SDS-PAGE and Immunoblotting
The cytosolic and membrane fractions were suspended in SDS-sample buffer and electrophoresed in 8% gels (BioRad) at 90 mA for 18 to 20 hours at room temperature. Standard proteins (high molecular mass from BioRad), prestained standards (BioRad), and recombinant cPLA2 (human cPLA2) as positive control (kindly provided by Dr Ruth Kramer, Eli Lilly, Indianapolis, Ind) also were routinely electrophoresed. After electrophoresis, the proteins were transferred at 60 V for 3 hours (BioRad) onto a Millipore polyvinylidene difluoride membrane. The membranes were blocked overnight at 4°C in blocking buffer containing 5% milk. Membranes were then incubated at 4°C with the primary antibodies (rabbit anti-human cPLA2 antiserum [690, 13/B061493]; kindly provided by Dr Ruth Kramer) in the blocking solution for 2 hours. After being washed three times (15 minutes each), the membranes were incubated in the secondary antibodies (1:5000 dilution), conjugated with horseradish peroxidase, in the blocking solution at room temperature for 1 hour. They were washed five times (15 minutes each) and then developed using enhanced chemiluminescence (ECL Kit; Amersham).
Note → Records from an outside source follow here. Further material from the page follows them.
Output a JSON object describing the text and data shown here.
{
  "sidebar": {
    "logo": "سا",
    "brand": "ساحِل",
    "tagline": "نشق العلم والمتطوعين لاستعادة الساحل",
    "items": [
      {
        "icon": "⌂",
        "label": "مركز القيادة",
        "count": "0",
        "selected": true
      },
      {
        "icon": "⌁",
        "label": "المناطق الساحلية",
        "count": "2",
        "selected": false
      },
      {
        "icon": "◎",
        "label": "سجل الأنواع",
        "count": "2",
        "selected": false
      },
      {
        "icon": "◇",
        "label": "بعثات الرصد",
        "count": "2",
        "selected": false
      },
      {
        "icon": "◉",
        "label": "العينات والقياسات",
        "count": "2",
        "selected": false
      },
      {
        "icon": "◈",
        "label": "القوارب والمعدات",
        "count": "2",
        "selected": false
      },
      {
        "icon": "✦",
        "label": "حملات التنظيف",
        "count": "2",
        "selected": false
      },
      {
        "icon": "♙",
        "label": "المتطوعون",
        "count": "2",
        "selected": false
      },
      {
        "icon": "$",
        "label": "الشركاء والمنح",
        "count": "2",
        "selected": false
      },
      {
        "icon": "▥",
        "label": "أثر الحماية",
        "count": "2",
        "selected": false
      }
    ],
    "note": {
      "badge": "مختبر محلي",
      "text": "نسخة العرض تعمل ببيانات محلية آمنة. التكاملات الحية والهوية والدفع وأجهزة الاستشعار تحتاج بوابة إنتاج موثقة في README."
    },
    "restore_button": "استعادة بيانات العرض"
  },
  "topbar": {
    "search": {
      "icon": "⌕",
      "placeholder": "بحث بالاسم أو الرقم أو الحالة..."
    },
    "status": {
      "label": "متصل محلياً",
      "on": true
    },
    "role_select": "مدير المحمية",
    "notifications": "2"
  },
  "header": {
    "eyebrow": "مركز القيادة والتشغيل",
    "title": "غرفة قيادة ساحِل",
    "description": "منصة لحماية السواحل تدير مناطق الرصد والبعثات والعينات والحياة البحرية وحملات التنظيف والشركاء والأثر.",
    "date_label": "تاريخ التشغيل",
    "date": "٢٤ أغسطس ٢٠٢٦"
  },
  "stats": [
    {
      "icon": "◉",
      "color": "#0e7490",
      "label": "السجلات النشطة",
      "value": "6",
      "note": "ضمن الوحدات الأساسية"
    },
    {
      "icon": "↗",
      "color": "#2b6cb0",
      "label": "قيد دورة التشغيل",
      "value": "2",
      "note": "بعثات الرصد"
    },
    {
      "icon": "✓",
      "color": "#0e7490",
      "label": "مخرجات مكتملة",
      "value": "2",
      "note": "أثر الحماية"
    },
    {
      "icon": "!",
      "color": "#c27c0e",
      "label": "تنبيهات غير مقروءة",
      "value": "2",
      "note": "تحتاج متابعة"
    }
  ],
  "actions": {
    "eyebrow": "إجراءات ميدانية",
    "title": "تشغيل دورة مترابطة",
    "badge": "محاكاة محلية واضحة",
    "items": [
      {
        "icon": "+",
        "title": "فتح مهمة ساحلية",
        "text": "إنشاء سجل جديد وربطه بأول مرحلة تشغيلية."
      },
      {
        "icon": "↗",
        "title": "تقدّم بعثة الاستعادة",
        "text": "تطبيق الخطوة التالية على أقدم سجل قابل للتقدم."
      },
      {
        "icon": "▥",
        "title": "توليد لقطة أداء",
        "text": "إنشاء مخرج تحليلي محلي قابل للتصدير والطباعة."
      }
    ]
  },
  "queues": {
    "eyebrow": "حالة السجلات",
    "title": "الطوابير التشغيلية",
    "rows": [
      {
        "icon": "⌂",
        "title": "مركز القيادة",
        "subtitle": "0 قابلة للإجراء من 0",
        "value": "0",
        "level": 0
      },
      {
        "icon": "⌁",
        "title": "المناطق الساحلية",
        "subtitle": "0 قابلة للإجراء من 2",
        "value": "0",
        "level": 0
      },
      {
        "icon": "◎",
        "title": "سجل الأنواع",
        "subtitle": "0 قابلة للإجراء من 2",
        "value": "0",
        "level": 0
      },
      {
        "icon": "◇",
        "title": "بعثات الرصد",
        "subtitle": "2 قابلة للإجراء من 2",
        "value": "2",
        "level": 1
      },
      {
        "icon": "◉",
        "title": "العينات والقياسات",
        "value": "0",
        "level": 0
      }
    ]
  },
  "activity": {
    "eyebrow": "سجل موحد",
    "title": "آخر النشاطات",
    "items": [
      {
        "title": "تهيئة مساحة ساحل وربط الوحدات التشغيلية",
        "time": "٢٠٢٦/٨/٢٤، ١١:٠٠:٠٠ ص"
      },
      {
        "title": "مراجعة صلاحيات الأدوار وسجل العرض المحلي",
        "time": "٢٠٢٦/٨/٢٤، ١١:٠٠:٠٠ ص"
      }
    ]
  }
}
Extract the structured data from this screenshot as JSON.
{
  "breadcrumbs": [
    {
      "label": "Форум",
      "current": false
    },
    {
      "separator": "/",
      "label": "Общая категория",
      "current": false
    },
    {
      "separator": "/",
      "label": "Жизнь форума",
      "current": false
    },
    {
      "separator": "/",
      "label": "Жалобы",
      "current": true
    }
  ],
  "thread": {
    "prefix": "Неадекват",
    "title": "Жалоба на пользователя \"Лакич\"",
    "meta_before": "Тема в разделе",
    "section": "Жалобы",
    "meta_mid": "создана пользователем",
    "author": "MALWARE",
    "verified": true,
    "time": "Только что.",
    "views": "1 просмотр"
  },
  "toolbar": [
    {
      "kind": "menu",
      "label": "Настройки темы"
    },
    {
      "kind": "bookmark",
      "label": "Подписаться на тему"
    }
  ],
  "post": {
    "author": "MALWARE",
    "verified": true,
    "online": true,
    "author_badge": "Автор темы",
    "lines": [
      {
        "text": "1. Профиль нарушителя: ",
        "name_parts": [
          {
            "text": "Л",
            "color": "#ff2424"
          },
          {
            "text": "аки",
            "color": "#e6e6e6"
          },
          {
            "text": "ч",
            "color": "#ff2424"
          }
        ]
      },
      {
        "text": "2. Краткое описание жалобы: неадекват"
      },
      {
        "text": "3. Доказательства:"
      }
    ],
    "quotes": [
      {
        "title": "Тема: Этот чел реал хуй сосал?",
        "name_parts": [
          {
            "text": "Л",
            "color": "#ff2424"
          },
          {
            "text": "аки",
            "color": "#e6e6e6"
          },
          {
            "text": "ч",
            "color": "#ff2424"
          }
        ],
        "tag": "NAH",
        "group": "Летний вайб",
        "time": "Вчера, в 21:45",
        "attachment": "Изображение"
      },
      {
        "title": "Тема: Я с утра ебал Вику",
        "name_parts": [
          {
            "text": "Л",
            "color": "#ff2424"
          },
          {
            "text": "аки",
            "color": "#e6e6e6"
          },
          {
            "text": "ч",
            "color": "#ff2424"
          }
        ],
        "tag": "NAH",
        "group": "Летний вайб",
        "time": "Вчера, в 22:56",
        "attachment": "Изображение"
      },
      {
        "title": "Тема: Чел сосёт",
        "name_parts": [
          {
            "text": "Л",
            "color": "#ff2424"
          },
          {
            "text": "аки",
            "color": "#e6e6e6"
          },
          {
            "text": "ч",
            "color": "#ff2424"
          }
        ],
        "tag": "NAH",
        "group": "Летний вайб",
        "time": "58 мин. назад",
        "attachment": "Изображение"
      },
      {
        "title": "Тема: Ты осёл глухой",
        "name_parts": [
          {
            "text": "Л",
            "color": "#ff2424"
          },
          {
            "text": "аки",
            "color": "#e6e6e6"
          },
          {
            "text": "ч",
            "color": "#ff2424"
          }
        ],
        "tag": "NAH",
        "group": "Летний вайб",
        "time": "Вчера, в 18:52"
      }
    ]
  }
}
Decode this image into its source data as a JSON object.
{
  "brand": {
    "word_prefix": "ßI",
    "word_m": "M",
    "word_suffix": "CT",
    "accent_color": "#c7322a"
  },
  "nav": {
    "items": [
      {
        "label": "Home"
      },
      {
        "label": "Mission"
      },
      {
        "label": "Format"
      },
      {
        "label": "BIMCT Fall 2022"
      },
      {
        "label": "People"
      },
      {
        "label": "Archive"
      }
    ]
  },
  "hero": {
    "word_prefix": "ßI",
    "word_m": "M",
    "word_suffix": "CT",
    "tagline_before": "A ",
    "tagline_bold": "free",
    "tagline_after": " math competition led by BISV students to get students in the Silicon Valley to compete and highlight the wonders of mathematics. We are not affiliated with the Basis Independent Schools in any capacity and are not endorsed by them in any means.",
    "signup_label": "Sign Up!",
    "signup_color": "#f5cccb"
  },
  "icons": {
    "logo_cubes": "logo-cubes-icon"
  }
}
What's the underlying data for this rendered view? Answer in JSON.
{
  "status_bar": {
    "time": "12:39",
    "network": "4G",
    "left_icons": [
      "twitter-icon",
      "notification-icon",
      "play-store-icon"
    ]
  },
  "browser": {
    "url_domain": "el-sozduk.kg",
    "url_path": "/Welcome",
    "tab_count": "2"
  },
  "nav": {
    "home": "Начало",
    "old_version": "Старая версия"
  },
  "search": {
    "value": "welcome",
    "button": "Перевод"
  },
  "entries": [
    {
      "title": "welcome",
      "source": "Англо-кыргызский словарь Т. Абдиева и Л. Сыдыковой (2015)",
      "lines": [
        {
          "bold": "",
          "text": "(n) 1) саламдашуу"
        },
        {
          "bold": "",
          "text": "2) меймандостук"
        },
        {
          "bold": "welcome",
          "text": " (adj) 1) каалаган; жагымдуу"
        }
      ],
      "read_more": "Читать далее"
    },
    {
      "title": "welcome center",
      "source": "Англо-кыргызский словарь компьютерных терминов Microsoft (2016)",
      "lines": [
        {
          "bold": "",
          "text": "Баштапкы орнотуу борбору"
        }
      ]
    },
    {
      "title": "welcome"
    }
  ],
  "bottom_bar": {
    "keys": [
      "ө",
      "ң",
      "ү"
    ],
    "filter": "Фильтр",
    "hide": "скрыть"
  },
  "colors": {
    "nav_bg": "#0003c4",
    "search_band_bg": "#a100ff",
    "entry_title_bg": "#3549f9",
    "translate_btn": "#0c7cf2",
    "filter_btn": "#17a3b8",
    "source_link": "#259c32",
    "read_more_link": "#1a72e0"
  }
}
Induction of Polyclonal Antiserum Against Mastoparan
Mastoparan (3 mg) was conjugated to keyhole limpet hemocyanin (10 mg) by the use of glutaraldehyde (21 mmol/L) in the presence of 0.1 mol/L phosphate buffer, pH 7.0. The conjugated peptide (65 μg) was dialyzed against the phosphate buffer to remove glutaraldehyde, mixed with an equal volume of complete Freund’s adjuvant, and subcutaneously injected into New Zealand White rabbits. Four weeks later, rabbits received a booster immunization with 32.5 mg of the conjugated peptide in incomplete Freund’s adjuvant. Rabbits then received a booster immunization every 4 weeks, and antisera were collected 2 weeks after the third booster immunization.
Total phospholipids were analyzed as described previously.21 Phospholipids were extracted according to the Bligh-Dyer method from the membrane and cytosol fractions. Samples (in duplicate), along with phospholipid standards, were separated on thin-layer chromatographic plates that were coated with silica gel in chloroform/methanol/20% methylamine (60:36:10, vol/vol/vol). The bands corresponding to PC and PE were cut and transferred to borosilicate glass culture tubes. To the separated PC and PE bands we added 40 μL of 10 N H2SO4 and 70% perchloric acid. The samples were heated to 190°C until dry. After cooling, to the samples, 75 mL of water along with 400 mL of freshly filtered ammonium molybdate/malachite green (1:3) dye was added, and absorbance was measured at 660 nm. The amount of PC and PE was calculated after the standard curve was plotted.
Radioactive phospholipid substrates, APC, and APE were obtained form Amersham. Silica gel LK6D plates were from Whatman. Protein was measured with the use of a protein kit from BioRad. Other reagents were obtained from Sigma Chemical.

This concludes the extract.